Sonra,resim çizmeye başladım.İyi de çizerim,kara kalemim kuvvetlidir,fırçayla yıldızımız hiç barışmadı ama kalem söz konusu olduğunda,(namım kurşun kalem diye boşuna yayılmadı herhalde) harikalar yaratabilirim.Sonra ne oldu bilmiyorum,çizdiğim resimleri sağa sola ,ona buna çerçeveletip hediye ettim ve bir gün ,beş on yıldır elime resim kalemi almadığımı fark ettim.

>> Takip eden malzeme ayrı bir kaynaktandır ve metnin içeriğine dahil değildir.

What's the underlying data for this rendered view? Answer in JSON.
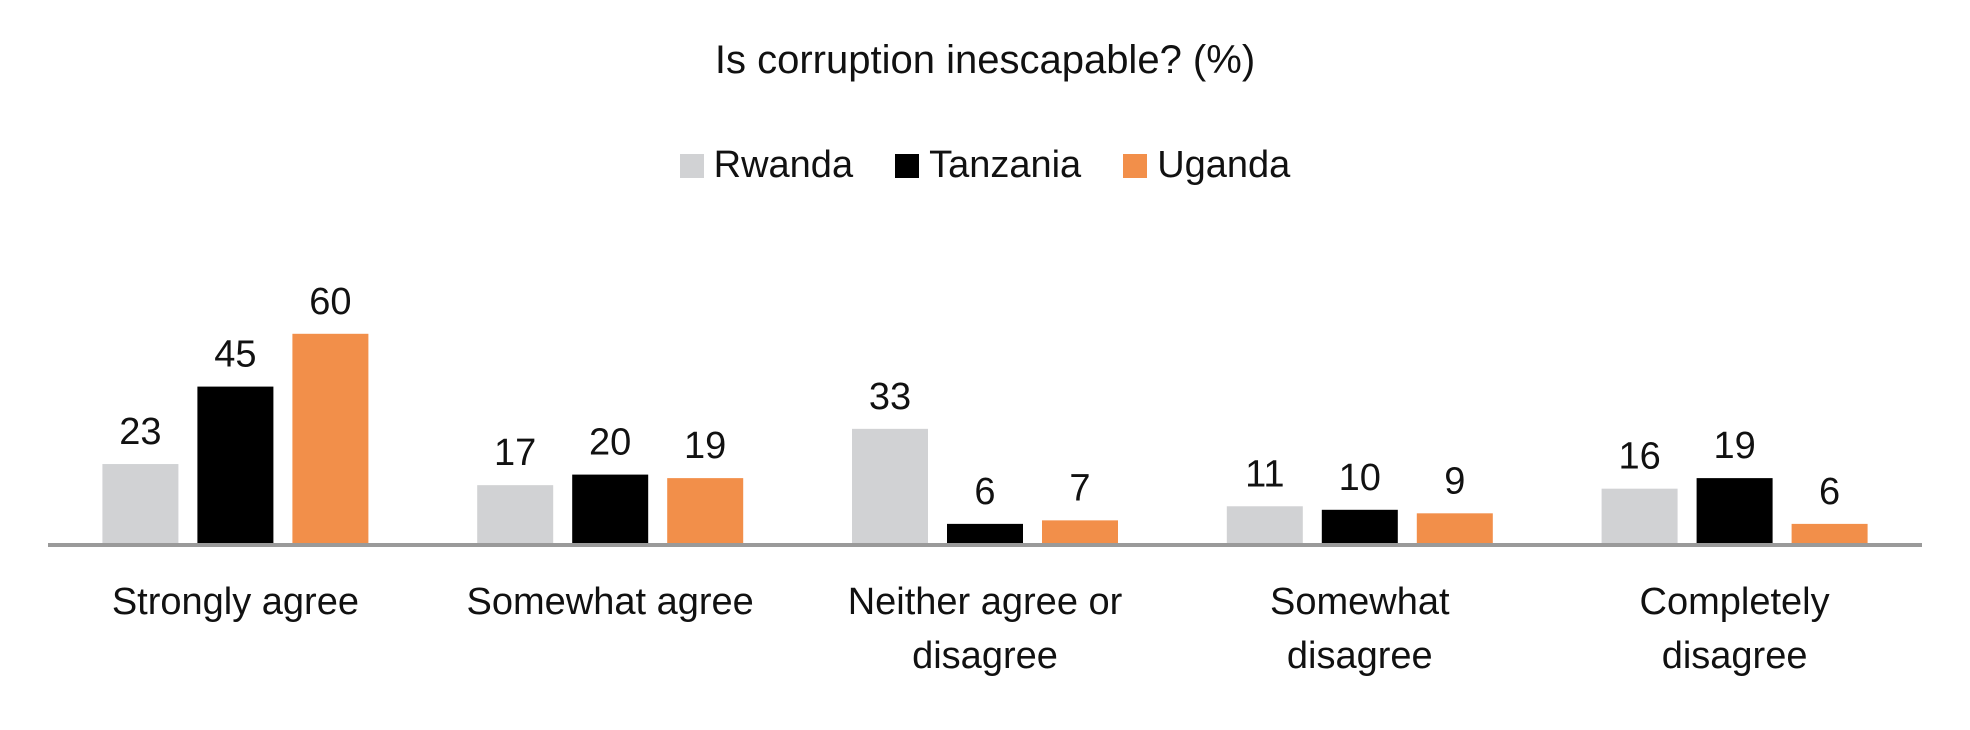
{
  "chart_data": {
    "type": "bar",
    "title": "Is corruption inescapable? (%)",
    "categories": [
      "Strongly agree",
      "Somewhat agree",
      "Neither agree or disagree",
      "Somewhat disagree",
      "Completely disagree"
    ],
    "series": [
      {
        "name": "Rwanda",
        "color": "#d1d2d4",
        "values": [
          23,
          17,
          33,
          11,
          16
        ]
      },
      {
        "name": "Tanzania",
        "color": "#000000",
        "values": [
          45,
          20,
          6,
          10,
          19
        ]
      },
      {
        "name": "Uganda",
        "color": "#f28f4a",
        "values": [
          60,
          19,
          7,
          9,
          6
        ]
      }
    ]
  }
}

Bir sabah uyanıp,boncuk,takı falan yapmak istedim,çok istedim hem de.İnternetten nasıl yapıldığı konusunda yine sıkı bir envanter çalışması yapıp,kendimi takı tasarımcısı olarak ilan ettim ancak,iş Mahmutpaşa'ya gidip malzemeleri almaya geldiğinde,bir üşengeçlik ,bir mızmızlık...aman zaten takı taktığım yok,ne yapacağım onca boncuğu,kçma mı sokacağım,sağa sola hediye edeceğim de ne olacak,boncuk takan kadınlardan da hazzetmem zaten deyip onca öğrendiğim bilgiyle kaldım.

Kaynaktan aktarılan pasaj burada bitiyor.